Francisco Lesmes

Personal information
- Full name: Francisco Lesmes Bobed
- Date of birth: 4 March 1924
- Place of birth: Ceuta, Spain
- Date of death: 11 August 2005 (aged 81)
- Position: Defender

Youth career
- Imperio de Ceuta
- África Ceutí

Senior career*
- Years: Team / Apps / (Gls)
- 1943–1947: SD Ceuta / 35 / (4)
- 1947–1949: Granada / 50 / (1)
- 1949–1961: Valladolid / 279 / (2)
- Total:  / 364 / (7)

International career
- 1954: Spain / 1 / (0)

Managerial career
- 1961–1962: Valladolid
- 1963–1964: Valladolid

= Francisco Lesmes =

Spanish footballer

Francisco Lesmes Bobed (4 March 1924 – 11 August 2005) was a Spanish footballer who played as a defender.

==Club career==
Born in Ceuta, Lesmes started out as a senior at SD Ceuta and Granada CF, signing with Real Valladolid in 1949 and going on to play the remainder of his career with the Castile and León side. Eleven of his 12 seasons were spent in La Liga.

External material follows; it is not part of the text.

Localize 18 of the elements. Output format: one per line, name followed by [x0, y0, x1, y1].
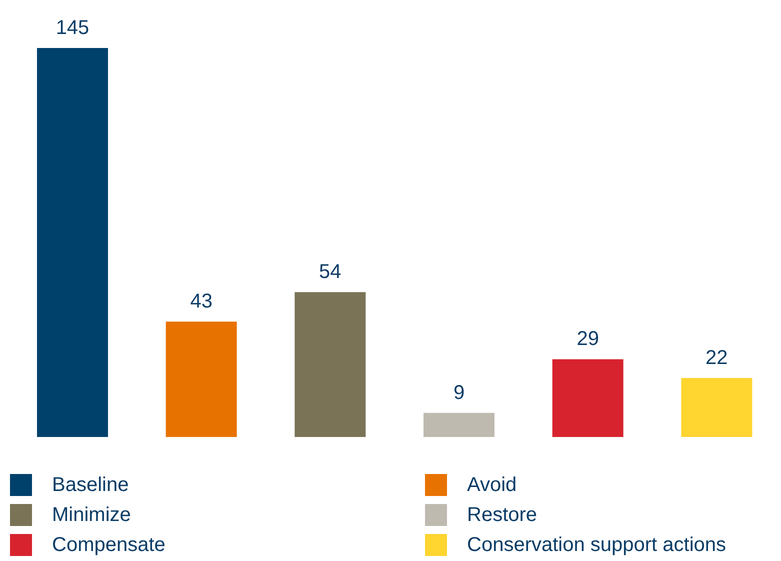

Lesmes retired in 1961 at the age of 37, appearing in 316 competitive matches with his main club and scoring three goals. As he was still part of the squad in 1960–61 he started working as a manager with the team, being in charge for seven games (four wins) as the campaign ended in top-tier relegation.

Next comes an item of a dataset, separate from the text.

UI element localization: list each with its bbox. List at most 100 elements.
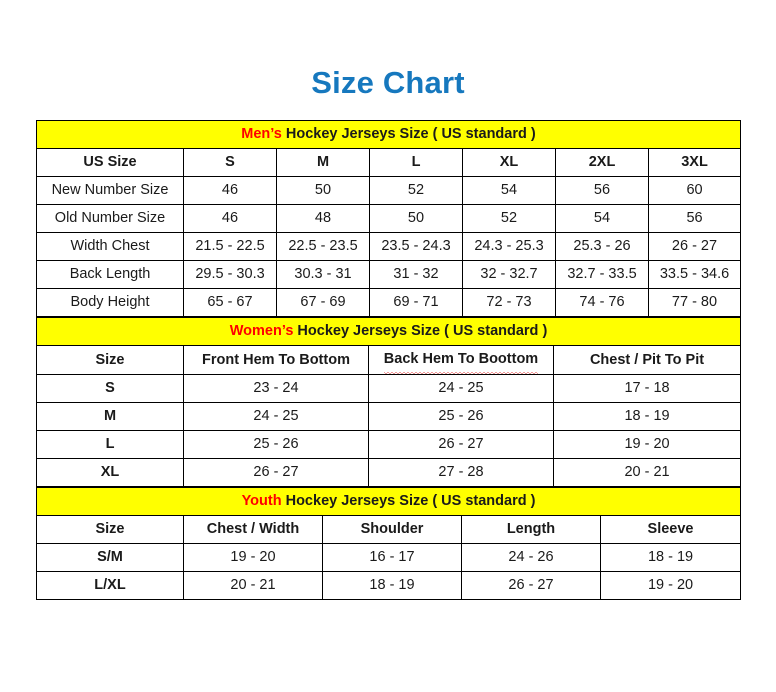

Lesmes also managed Valladolid in 1963–64, meeting the same fate. He was in charge of the Estadio Nuevo José Zorrilla stadium's maintenance from 1988 to 1996.

==International career==
On 6 January 1954, Lesmes earned his only cap with the Spain national team, in a 4–1 home victory against Turkey for the 1954 FIFA World Cup qualifiers.

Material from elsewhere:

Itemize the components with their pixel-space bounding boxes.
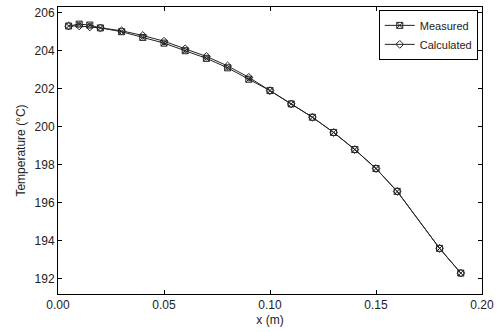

==Personal life and death==
Lesmes' younger brother, Rafael, was also a footballer and a defender. Often referred to as Lesmes II as he played in Valladolid with his sibling for four seasons, he represented mainly Real Madrid and was also an international.

Francisco, also known as Paco during his playing days, died on 11 August 2005 at the age of 81.